While she eventually became good friends with many of her colleagues, Granger acknowledges that their racist attitudes may not have changed had she not been present on the force.
Repairing the relationship between OPS and the community
Throughout her career with OPS, Granger has lead initiatives aimed at helping the Ottawa police repair its relationship with the community and has been recognized for her work advocating for victims of intimate partner violence and sexual abuse.
Granger said she's most proud of leading the Ottawa police outreach liaison team, a temporary unit created after the fatal arrest of Abdirahman Abdi to understand how community members felt toward the police.
In 2020, two years after rising to the rank of inspector, Granger became the force's first Black superintendent, during which time she led the OPS Respect, Values & Inclusion Directorate.

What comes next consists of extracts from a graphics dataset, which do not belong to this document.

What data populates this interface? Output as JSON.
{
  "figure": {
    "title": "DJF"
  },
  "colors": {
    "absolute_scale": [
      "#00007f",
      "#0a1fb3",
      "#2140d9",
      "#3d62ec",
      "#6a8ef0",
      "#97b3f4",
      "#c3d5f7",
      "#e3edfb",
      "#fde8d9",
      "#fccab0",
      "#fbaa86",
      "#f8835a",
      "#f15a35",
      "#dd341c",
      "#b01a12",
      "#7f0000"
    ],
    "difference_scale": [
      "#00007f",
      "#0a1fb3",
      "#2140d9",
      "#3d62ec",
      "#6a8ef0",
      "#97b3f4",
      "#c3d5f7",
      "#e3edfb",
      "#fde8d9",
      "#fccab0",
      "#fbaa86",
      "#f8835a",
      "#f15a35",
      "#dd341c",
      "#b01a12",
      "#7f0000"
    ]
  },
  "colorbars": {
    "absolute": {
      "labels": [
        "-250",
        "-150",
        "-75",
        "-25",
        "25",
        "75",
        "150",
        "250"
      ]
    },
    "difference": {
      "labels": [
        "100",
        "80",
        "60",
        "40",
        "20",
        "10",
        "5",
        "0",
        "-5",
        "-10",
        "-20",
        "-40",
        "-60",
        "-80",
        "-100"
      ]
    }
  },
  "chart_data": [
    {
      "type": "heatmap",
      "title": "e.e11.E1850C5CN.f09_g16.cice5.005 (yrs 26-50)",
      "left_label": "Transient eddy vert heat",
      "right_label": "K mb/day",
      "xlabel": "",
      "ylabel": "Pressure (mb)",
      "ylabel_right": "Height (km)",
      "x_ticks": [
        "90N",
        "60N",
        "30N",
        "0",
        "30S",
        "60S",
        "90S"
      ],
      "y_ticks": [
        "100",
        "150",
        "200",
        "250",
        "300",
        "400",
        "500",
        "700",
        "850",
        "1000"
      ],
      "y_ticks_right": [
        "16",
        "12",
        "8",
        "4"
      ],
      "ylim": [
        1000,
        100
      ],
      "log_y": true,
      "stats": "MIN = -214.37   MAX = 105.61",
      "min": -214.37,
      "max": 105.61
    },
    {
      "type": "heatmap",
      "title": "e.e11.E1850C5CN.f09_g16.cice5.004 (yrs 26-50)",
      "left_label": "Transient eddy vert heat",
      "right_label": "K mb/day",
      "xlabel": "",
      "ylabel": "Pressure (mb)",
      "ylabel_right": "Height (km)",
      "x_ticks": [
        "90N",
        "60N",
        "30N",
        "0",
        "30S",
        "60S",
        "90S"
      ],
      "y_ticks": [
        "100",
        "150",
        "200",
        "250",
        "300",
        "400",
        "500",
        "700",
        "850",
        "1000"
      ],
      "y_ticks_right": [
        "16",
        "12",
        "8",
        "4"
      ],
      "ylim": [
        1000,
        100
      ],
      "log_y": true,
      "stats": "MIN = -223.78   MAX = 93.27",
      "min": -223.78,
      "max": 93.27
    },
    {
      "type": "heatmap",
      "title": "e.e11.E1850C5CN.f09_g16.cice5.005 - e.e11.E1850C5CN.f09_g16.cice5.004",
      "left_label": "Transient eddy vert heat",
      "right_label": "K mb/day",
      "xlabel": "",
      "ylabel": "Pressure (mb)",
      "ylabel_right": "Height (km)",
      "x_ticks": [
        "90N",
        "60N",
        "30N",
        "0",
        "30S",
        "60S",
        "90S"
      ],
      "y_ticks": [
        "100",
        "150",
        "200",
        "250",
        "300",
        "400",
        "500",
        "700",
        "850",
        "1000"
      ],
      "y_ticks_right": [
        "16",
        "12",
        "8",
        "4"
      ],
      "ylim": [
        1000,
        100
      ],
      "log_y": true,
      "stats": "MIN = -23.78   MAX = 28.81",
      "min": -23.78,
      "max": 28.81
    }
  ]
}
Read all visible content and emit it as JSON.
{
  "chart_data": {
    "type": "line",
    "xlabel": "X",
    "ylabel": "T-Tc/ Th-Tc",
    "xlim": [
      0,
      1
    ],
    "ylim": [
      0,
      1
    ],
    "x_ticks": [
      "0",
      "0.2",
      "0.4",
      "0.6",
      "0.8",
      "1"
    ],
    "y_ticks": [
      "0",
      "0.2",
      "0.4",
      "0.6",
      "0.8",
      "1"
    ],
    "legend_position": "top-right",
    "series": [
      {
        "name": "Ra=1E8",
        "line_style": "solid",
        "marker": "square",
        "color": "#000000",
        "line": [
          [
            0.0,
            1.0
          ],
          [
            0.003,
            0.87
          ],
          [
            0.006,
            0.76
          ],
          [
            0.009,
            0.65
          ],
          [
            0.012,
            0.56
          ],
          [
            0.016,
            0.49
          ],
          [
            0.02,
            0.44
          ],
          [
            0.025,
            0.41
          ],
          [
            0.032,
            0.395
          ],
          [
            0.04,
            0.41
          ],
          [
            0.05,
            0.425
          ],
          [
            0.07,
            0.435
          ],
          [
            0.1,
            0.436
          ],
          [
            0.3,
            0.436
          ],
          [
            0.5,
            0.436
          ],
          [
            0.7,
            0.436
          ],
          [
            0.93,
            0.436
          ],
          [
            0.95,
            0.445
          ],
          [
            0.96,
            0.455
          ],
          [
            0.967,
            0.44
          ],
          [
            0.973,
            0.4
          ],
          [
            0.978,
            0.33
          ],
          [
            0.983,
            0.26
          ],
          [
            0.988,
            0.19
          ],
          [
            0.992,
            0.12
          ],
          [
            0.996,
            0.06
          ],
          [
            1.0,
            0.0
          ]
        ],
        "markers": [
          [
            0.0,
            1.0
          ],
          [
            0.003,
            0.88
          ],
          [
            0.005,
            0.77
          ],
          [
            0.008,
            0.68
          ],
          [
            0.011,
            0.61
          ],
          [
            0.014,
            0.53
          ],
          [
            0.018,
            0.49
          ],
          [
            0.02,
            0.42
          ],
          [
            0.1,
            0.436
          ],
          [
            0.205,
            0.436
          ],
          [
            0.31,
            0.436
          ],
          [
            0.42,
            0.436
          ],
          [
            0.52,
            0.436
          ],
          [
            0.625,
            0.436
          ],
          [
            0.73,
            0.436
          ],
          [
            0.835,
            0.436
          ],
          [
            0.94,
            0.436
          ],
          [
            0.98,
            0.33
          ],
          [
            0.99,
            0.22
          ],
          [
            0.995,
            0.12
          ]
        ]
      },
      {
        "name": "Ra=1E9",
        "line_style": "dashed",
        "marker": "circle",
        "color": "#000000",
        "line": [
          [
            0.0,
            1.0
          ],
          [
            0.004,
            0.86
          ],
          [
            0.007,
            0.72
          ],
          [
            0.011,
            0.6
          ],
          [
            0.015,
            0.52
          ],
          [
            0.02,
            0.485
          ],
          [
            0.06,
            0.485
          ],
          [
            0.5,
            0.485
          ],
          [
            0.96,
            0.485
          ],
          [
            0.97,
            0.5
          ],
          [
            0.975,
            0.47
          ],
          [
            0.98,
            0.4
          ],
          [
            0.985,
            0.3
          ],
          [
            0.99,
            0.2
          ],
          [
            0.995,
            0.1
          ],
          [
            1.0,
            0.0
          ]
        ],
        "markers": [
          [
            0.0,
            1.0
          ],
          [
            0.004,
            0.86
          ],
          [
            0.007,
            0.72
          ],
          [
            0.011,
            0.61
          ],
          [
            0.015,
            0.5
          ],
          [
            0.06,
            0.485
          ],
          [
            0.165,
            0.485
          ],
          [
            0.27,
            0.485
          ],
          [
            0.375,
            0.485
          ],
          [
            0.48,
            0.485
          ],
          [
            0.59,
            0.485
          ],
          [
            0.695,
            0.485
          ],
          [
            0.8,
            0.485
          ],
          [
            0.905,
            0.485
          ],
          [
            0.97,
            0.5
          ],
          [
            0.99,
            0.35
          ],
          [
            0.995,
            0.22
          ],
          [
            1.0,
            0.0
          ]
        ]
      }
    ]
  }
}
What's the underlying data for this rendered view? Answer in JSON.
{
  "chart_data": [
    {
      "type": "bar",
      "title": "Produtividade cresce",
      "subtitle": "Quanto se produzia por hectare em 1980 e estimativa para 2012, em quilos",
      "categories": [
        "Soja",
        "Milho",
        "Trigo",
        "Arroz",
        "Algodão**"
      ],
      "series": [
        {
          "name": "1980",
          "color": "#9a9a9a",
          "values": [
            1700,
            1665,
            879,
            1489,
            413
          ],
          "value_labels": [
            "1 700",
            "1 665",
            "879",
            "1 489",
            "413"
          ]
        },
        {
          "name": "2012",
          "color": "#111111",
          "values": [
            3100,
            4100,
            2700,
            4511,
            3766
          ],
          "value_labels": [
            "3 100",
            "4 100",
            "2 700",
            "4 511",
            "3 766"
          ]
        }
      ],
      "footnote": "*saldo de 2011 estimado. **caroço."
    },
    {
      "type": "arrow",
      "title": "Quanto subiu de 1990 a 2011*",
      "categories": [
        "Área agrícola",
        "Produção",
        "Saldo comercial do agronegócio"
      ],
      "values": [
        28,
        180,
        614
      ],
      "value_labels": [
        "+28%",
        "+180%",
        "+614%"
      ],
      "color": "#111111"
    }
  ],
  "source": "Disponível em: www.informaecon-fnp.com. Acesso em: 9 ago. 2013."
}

If you look at my career, it's taken me twice as long or three or four times as long as other people to get to where I've gotten to. - Isobel Granger, Ottawa Police Service
"I'm proud of leading the Respect, Values & Inclusion Directorate because I do believe that OPS is on the way to cultural competence," she said.
"I think that there's a willingness in the leadership to do that. It's just now … learning the way how."
Despite these achievements, Granger said she hasn't considered taking a run at becoming chief of police.
"The system is not ready for the kind of change that the system says it needs," she explained.
"If you look at my career, it's taken me twice as long or three or four times as long as other people to get to where I've gotten to. When people think of leaders … it doesn't come packaged this way, even if I have the credentials and the ability to lead."
Future of the force
When asked about the progress she's seen in the force over the years, Granger said they're becoming more diverse but some challenges they face are outside of their control.
"You know, we have this conversation of defund and detask [the police] … happening in society right now. But what is not being talked about is that we can't just take away and do something different," she said.
Granger said it's important to ensure there are enough people on the force to meet current needs, "even if it's deemed that certain tasks are better done by others."
"You shouldn't remove resources before we figure out where responsibility lies," she said.
"I think we need an entire systems approach."
Granger's last day with OPS was on July 15. On Monday, she'll be starting a new job with the Royal Canadian Mint.